Since last July's work, there has been no leave for so long. No. 30th returned home, took a rest night, and went to Shenzhen the next day. Met my college classmates. Although everyone has been working for a year, it is the familiar taste and familiar feeling. 4 years old classmate Ah. Everyone together from the youth of the university, the evening drinking together, Kan Mountain, have been drinking to vomit. The words of our lovely people, cardinal and all corners. Each with a wandering heart, live a bitter force but fangdan unruly dwelling life. No worries, no words and sentimental. Everyone has not changed, a year, can not see in the society is polished traces.
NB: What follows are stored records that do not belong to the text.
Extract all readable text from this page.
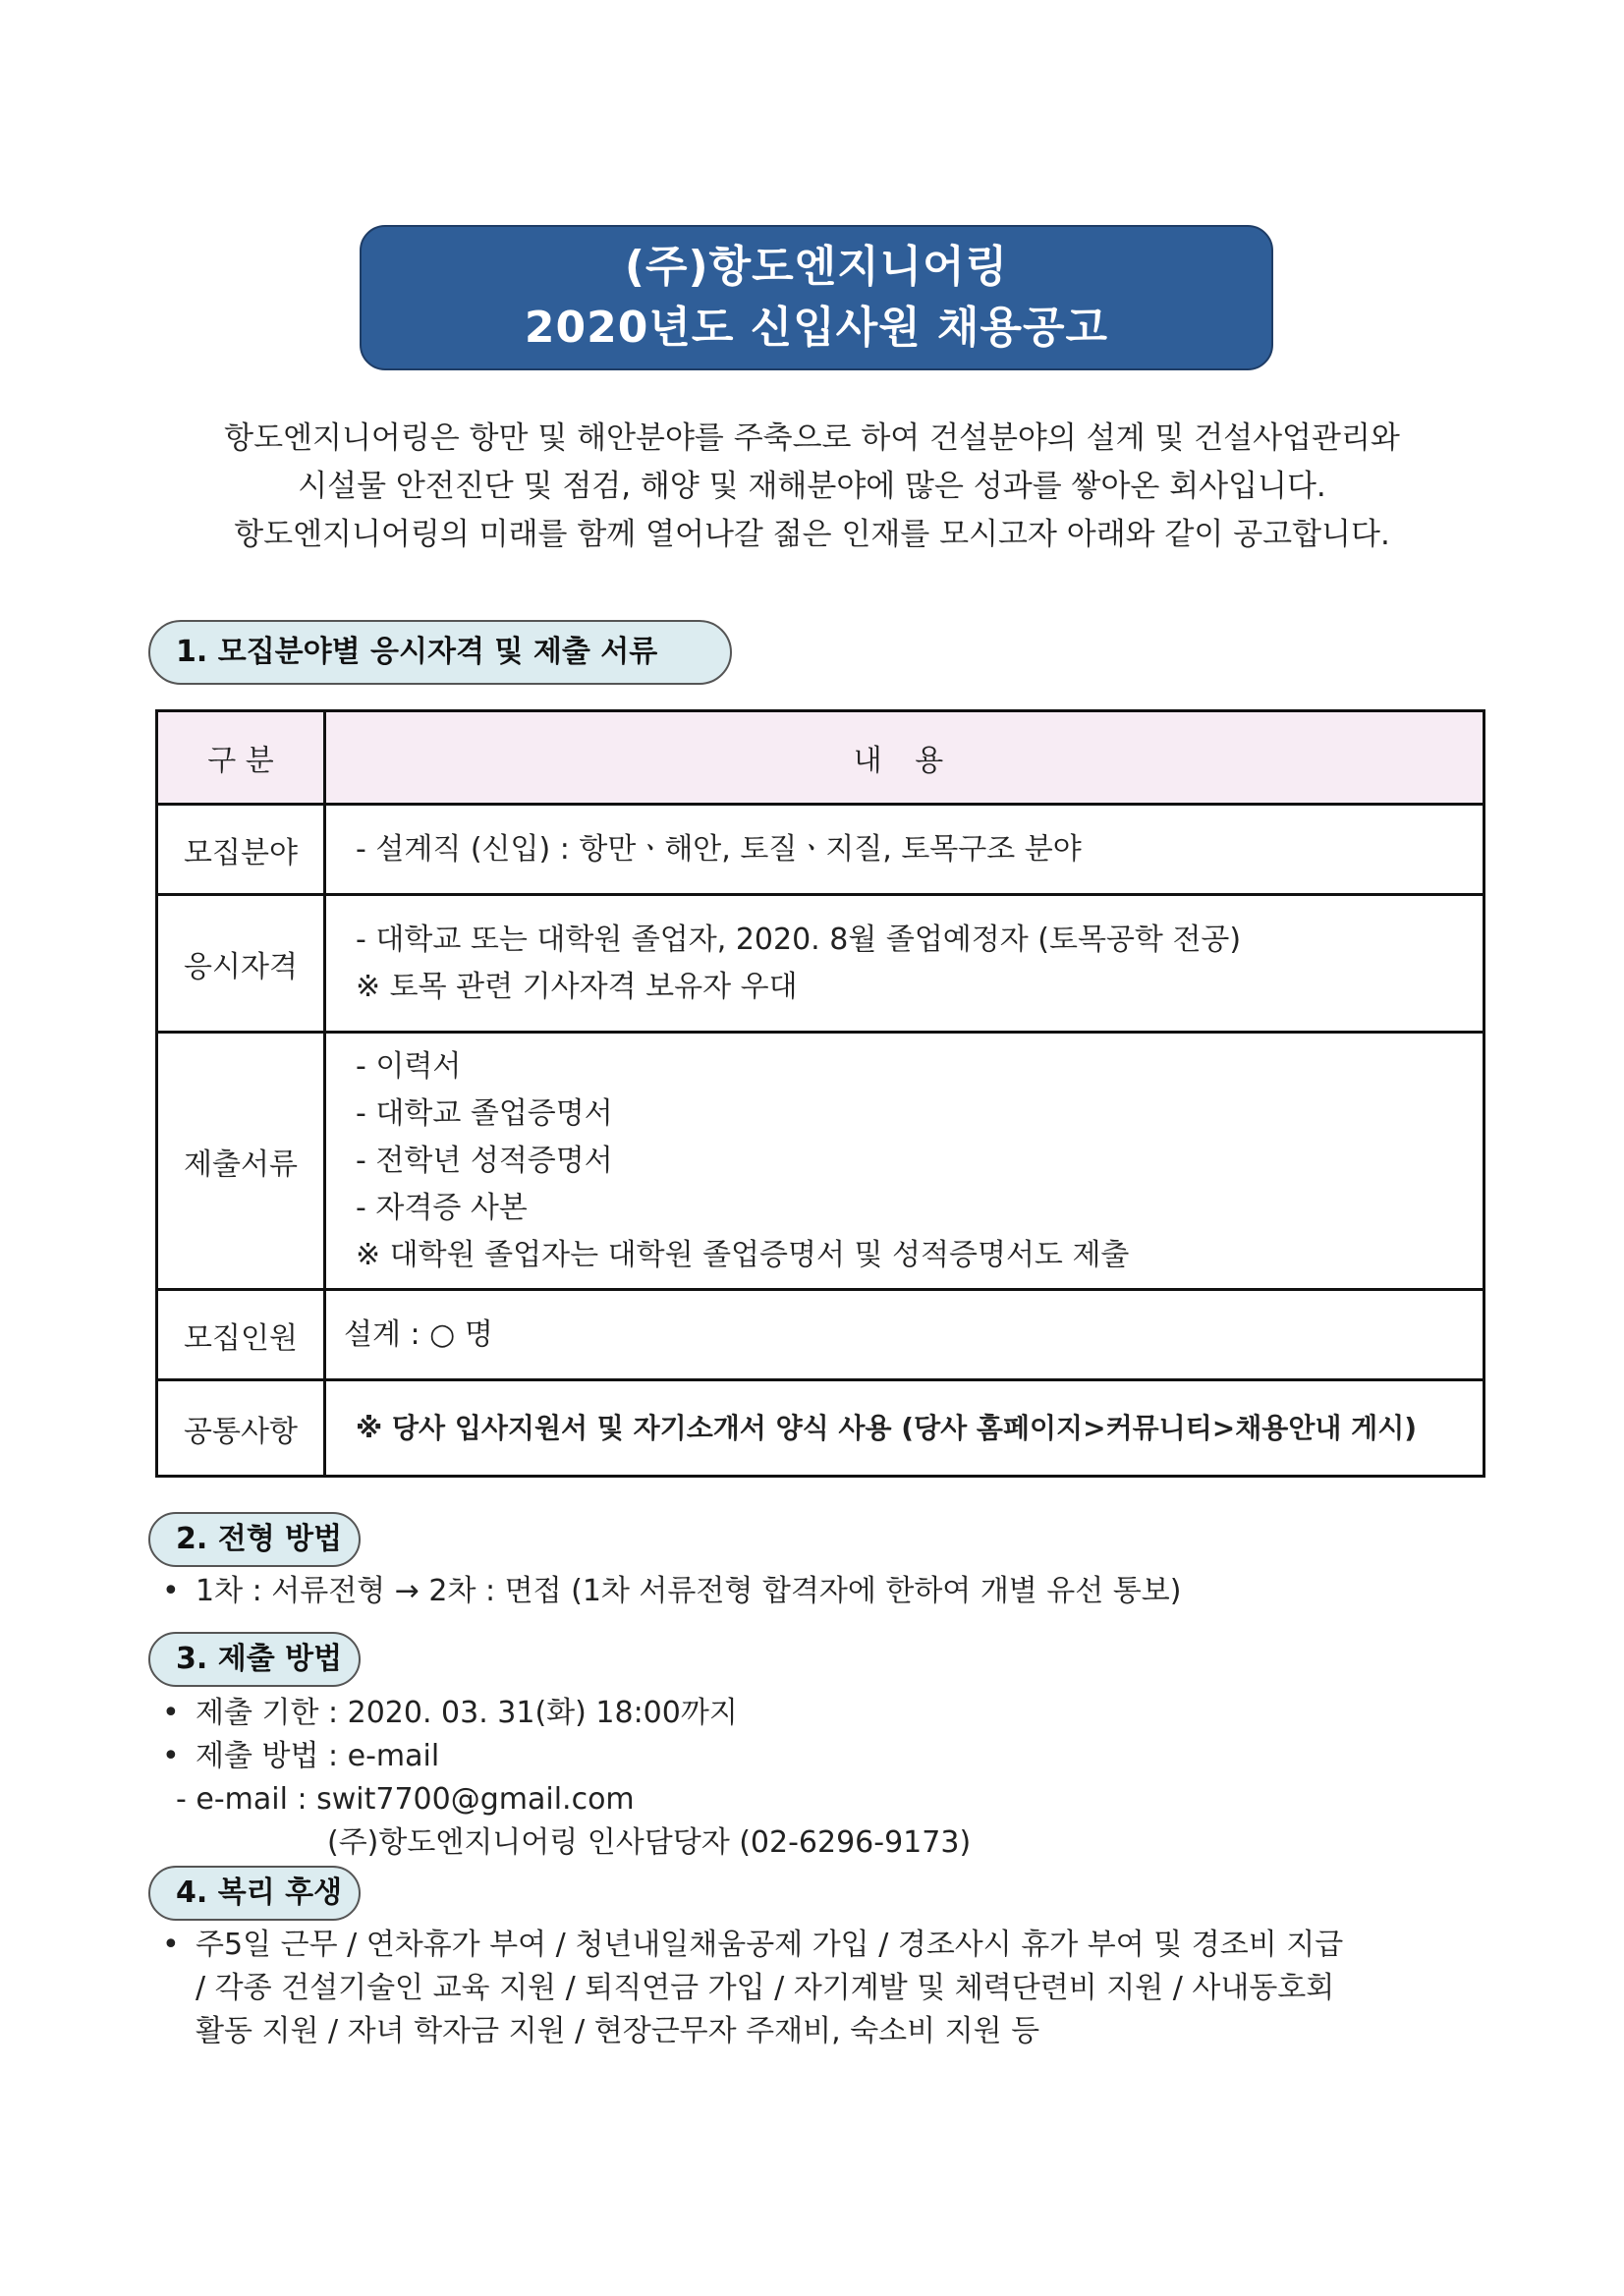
(주)항도엔지니어링
2020년도 신입사원 채용공고
항도엔지니어링은 항만 및 해안분야를 주축으로 하여 건설분야의 설계 및 건설사업관리와
시설물 안전진단 및 점검, 해양 및 재해분야에 많은 성과를 쌓아온 회사입니다.
항도엔지니어링의 미래를 함께 열어나갈 젊은 인재를 모시고자 아래와 같이 공고합니다.
1. 모집분야별 응시자격 및 제출 서류
구 분	내 용
모집분야	- 설계직 (신입) : 항만ㆍ해안, 토질ㆍ지질, 토목구조 분야

응시자격	- 대학교 또는 대학원 졸업자, 2020. 8월 졸업예정자 (토목공학 전공)
※ 토목 관련 기사자격 보유자 우대

제출서류	- 이력서
- 대학교 졸업증명서
- 전학년 성적증명서
- 자격증 사본
※ 대학원 졸업자는 대학원 졸업증명서 및 성적증명서도 제출

모집인원	설계 : ○ 명

공통사항	※ 당사 입사지원서 및 자기소개서 양식 사용 (당사 홈페이지>커뮤니티>채용안내 게시)
2. 전형 방법
• 1차 : 서류전형 → 2차 : 면접 (1차 서류전형 합격자에 한하여 개별 유선 통보)
3. 제출 방법
• 제출 기한 : 2020. 03. 31(화) 18:00까지
• 제출 방법 : e-mail
- e-mail : swit7700@gmail.com
(주)항도엔지니어링 인사담당자 (02-6296-9173)
4. 복리 후생
• 주5일 근무 / 연차휴가 부여 / 청년내일채움공제 가입 / 경조사시 휴가 부여 및 경조비 지급
/ 각종 건설기술인 교육 지원 / 퇴직연금 가입 / 자기계발 및 체력단련비 지원 / 사내동호회
활동 지원 / 자녀 학자금 지원 / 현장근무자 주재비, 숙소비 지원 등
Went to Tai Mei Sha to play for a day. See the sea that I had not seen before. The sea is deep and the sea is bitter. The people who play are happy. Play in the afternoon came back to meet the fast one year did not meet the college girl classmate. In the face of this warm gu cold my heart is nervous, is also excited. But after the greeting, the heart is joyful. She has become beautiful, 22-year-old Ruhuasiyu beauty. After the greeting, the tension before, the excitement is gone, the heart is calm. Two of people were walking and chatting. Go to the mall to have dinner together. It feels like an old friend who hasn't met for years. Drink milk tea, eat, watch a movie. Only hate time too hastily. Chatting and chatting to find that some things have not changed anything. The good sister's luck will be very good. It's like where the gold shines. There is a well-known local family who has a crush on this lovely, understanding, courteous girl. Then, through some efforts, we have made a couple of today. I was the one that had the chance to be a couple with her. Watching their reliable love and the coming marriage, I can only silly smile, want to hide my inner pain. The lost of such a good sister. Who's not miserable? Alleviate the pain can only be to give oneself a sentence: Good refueling, later will meet better. Love is selfish, I did not bless them, also said will not participate in her wedding. is so stingy, some things now think about it will be uncomfortable, go to it? Perhaps after I met a simple kind, reasonable good girl, will be calm to attend their wedding! When I left, it was almost 12 o'clock in the evening. Walking back and forth in the street, do not want to say goodbye, because feel good-bye is no longer seen. The best last, hit a taxi, look at her, somehow I want to hug this gu cold. Then begged her: "Can give me a warm hug, as a good memory?" "That hug is good, really warm." Don't want the taxi master to wait too long. After hugging, the head did not return to the car. The tears of the lost in the taxi. The sad thing is that I have missed such a good sister. Sadly, there is nothing for me now and no courage to compete with her boyfriend. Sadly, being single still has to go on indefinitely.
The main purpose of this trip is really to see this lovely girl classmate, want to play to save a once silly not cherish love. Although I know this trip ' slash '. But the old friends who haven't seen each other for almost a year have to get together. Love is sometimes like this. When you want to understand, in a sense. is not to produce happy love. Take off the innocence of college, Face is the future of life. Ask who can enjoy the impulse of love to defeat all? Where is the love without bread? It also gave itself a warning. No one can spell daddy's condition. It is not easy to find someone who can accompany you to a mortgage. Men can have no looks. But there must be no money.
Now I am 25 years old, have nothing. No room, no car, no girlfriend. Everything is at the bottom. Difficulties are there, but for ideals and goals, there is nothing to overcome. Come on! If waking you every day is not a dream, but an alarm clock, it is different from salted fish.